On the 71st anniversary of the attack on Pearl Harbor, “a day that lives in infamy,” 81 Joel Barlow High School students heard the stories of local World War II veterans and survivors during a remembrance breakfast.
As part of the Madman as Hero history course at the high school, students interview a person who was alive during World War II for their oral history assignment. After transcribing their interview, they use this for a more extensive research project. Then they invite the subject of their paper to come speak to their classmates during the remembrance breakfast.
Twenty-two participants, seven from Meadow Ridge, came to speak to the students about their experiences. Some were veterans that served in the Armed Forces, some were survivors of concentration camps, some were females in the service and some just talked about life on the home front during this time period.
Jennifer Desmarais, Humanities Department chair and organizer of the breakfast, said the event has been held annually for more than 15 years.
“The students always ask, ‘Can we talk more?’” she said. “The students hear these people’s stories and see how precious time is. They realize that they are probably the last generation that will hear these stories first hand.”
Students sit at different tables with a couple of the veterans at each and they listen to their stories and then ask questions. After a half hour, the students rotate to another table to hear another person’s experience.
Mary Erlanger, a Meadow Ridge resident, told students about her time as a WAVE (Women Accepted for Volunteer Emergency Service) communications officer in Washington, D.C.
Lea Mintz, also a Meadow Ridge resident, spoke about her husband who was in the Navy and served in the North Atlantic and Pacific. This was Ms. Mintz’s second year speaking. Last year she was invited by her grandson, she said.
Bob Baumbach and Maury Levesque spoke about being pilots and Ellsworth Johnson spoke to students about being a flight navigator stationed in Italy.
Han and Edith van Oostendorp shared their stories about living in Nazi-occupied Holland and Germany. Mr. van Oostendorp escaped a labor camp in Germany and later became a pilot for the British Air Force. Mrs. van Oostendorp was part of the Jewish underground and helped the Allies. They met after the war in Holland.
Elizabeth Deutsch also told her story of survival. Ms. Deutsch and her entire family were forced to leave their home and board a cattle car train that took them to a Jewish ghetto.
She said after being in the ghetto for a couple of months, the family boarded another cattle car and was taken to Auschwitz-Birkenau, an extermination camp.

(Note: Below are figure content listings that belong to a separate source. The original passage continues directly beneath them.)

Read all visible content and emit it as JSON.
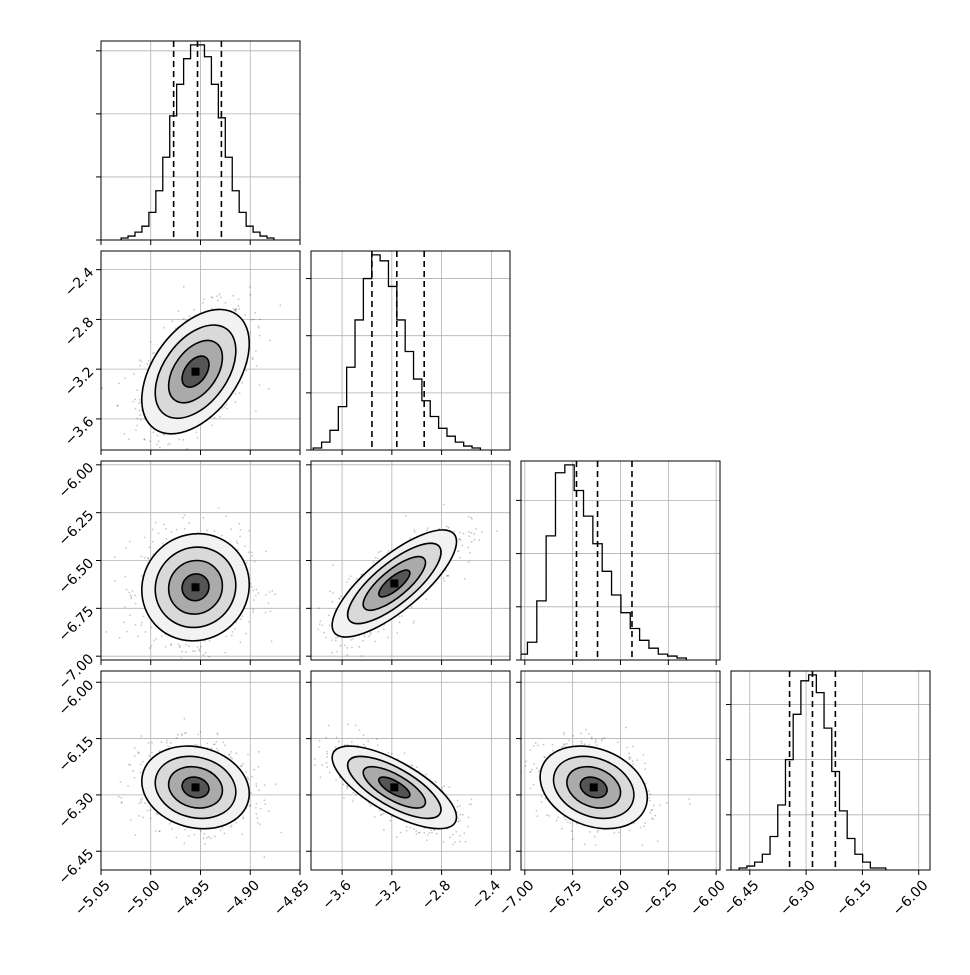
{
  "chart_data": {
    "type": "corner",
    "grid": true,
    "variables": [
      {
        "ticks": [
          -5.05,
          -5.0,
          -4.95,
          -4.9,
          -4.85
        ],
        "tick_labels": [
          "−5.05",
          "−5.00",
          "−4.95",
          "−4.90",
          "−4.85"
        ],
        "range": [
          -5.05,
          -4.85
        ],
        "quantiles": [
          -4.977,
          -4.953,
          -4.929
        ]
      },
      {
        "ticks": [
          -3.6,
          -3.2,
          -2.8,
          -2.4
        ],
        "tick_labels": [
          "−3.6",
          "−3.2",
          "−2.8",
          "−2.4"
        ],
        "range": [
          -3.85,
          -2.25
        ],
        "quantiles": [
          -3.36,
          -3.16,
          -2.94
        ]
      },
      {
        "ticks": [
          -7.0,
          -6.75,
          -6.5,
          -6.25,
          -6.0
        ],
        "tick_labels": [
          "−7.00",
          "−6.75",
          "−6.50",
          "−6.25",
          "−6.00"
        ],
        "range": [
          -7.02,
          -5.98
        ],
        "quantiles": [
          -6.73,
          -6.62,
          -6.44
        ]
      },
      {
        "ticks": [
          -6.45,
          -6.3,
          -6.15,
          -6.0
        ],
        "tick_labels": [
          "−6.45",
          "−6.30",
          "−6.15",
          "−6.00"
        ],
        "range": [
          -6.5,
          -5.97
        ],
        "quantiles": [
          -6.344,
          -6.283,
          -6.222
        ]
      }
    ],
    "histograms": [
      {
        "counts": [
          1,
          2,
          4,
          7,
          14,
          25,
          42,
          63,
          79,
          92,
          99,
          99,
          93,
          79,
          62,
          42,
          25,
          14,
          7,
          4,
          2,
          1
        ]
      },
      {
        "counts": [
          1,
          4,
          10,
          22,
          42,
          66,
          87,
          99,
          96,
          83,
          66,
          50,
          36,
          25,
          17,
          11,
          7,
          4,
          2,
          1
        ]
      },
      {
        "counts": [
          1,
          3,
          9,
          30,
          63,
          95,
          99,
          86,
          73,
          59,
          45,
          33,
          24,
          16,
          10,
          6,
          3,
          2,
          1
        ]
      },
      {
        "counts": [
          1,
          2,
          4,
          8,
          17,
          33,
          56,
          79,
          96,
          99,
          90,
          72,
          50,
          30,
          16,
          8,
          4,
          1,
          1
        ]
      }
    ],
    "hist_max_ticks": [
      {
        "ticks": [
          0,
          32,
          64,
          96
        ]
      },
      {
        "ticks": [
          0,
          29,
          58,
          87
        ]
      },
      {
        "ticks": [
          0,
          27,
          54,
          81
        ]
      },
      {
        "ticks": [
          0,
          28,
          56,
          84
        ]
      }
    ],
    "pairs": [
      {
        "row": 1,
        "col": 0,
        "center": [
          -4.955,
          -3.22
        ],
        "sd": [
          0.027,
          0.25
        ],
        "rho": 0.45,
        "levels": [
          0.15,
          0.45,
          0.75,
          1.0
        ]
      },
      {
        "row": 2,
        "col": 0,
        "center": [
          -4.955,
          -6.64
        ],
        "sd": [
          0.027,
          0.14
        ],
        "rho": 0.05,
        "levels": [
          0.15,
          0.45,
          0.75,
          1.0
        ]
      },
      {
        "row": 2,
        "col": 1,
        "center": [
          -3.18,
          -6.62
        ],
        "sd": [
          0.25,
          0.14
        ],
        "rho": 0.78,
        "levels": [
          0.15,
          0.45,
          0.75,
          1.0
        ]
      },
      {
        "row": 3,
        "col": 0,
        "center": [
          -4.955,
          -6.28
        ],
        "sd": [
          0.027,
          0.055
        ],
        "rho": -0.15,
        "levels": [
          0.15,
          0.45,
          0.75,
          1.0
        ]
      },
      {
        "row": 3,
        "col": 1,
        "center": [
          -3.18,
          -6.28
        ],
        "sd": [
          0.25,
          0.055
        ],
        "rho": -0.72,
        "levels": [
          0.15,
          0.45,
          0.75,
          1.0
        ]
      },
      {
        "row": 3,
        "col": 2,
        "center": [
          -6.64,
          -6.28
        ],
        "sd": [
          0.14,
          0.055
        ],
        "rho": -0.25,
        "levels": [
          0.15,
          0.45,
          0.75,
          1.0
        ]
      }
    ]
  }
}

At the death camp, Ms. Deutsch and her sister were separated from the rest of her family. She said she tried to be with her mother but the S.S. officer kept bringing her back to the line with her sister.
Ms. Deutsch later learned that her entire family, besides her and her sister, were killed.
After working several different jobs at Auschwitz, Ms. Deutsch and her sister were selected and transferred to a city destroyed by bombs. They had to clean up after the bombings and then later had to work in the salt mines.
As the Germans got word that the allies were coming, Ms. Deutsch and her sister boarded a cattle car and were taken elsewhere, she said. When the train finally stopped, they were told to get off the train and lay down. They had machine guns pointed at them and Allies’ planes were flying over head. Instead of shooting them, the Germans left, she said. “It was May 2, 1945. We were saved at the last minute.”
Ms. Deutsch said that if it wasn’t for her sister, she wouldn’t have made it.
Shaina Mayzler, a senior, was emotional after hearing Ms. Deutsch’s story.
“As a Jewish person, I have a lot more respect [now] for what my family has been through. I have such a higher level of respect and appreciation now,” she said.
Andrianna Papadimitriou, a senior, said that hearing these stories first hand puts it into perspective.
“You read in textbooks the numbers [of people who died], but their stories are more realistic. You feel what they felt,” she said.
Lia Vitale, a senior, said that it is important to realize that in about a decade, “We won’t have the opportunity to talk to people who experienced [World War II] first hand.”
“It was interesting to hear everyone’s side of the story. It was more subjective than a textbook. It was interesting to see the perspective of a veteran and a survivor,” said Michael Caruso, a senior.
Josh Smith, a senior, said “it is nice to put a face to what we’re learning.”
Paul Canada, a senior, said hearing real life experiences has been a positive experience for students.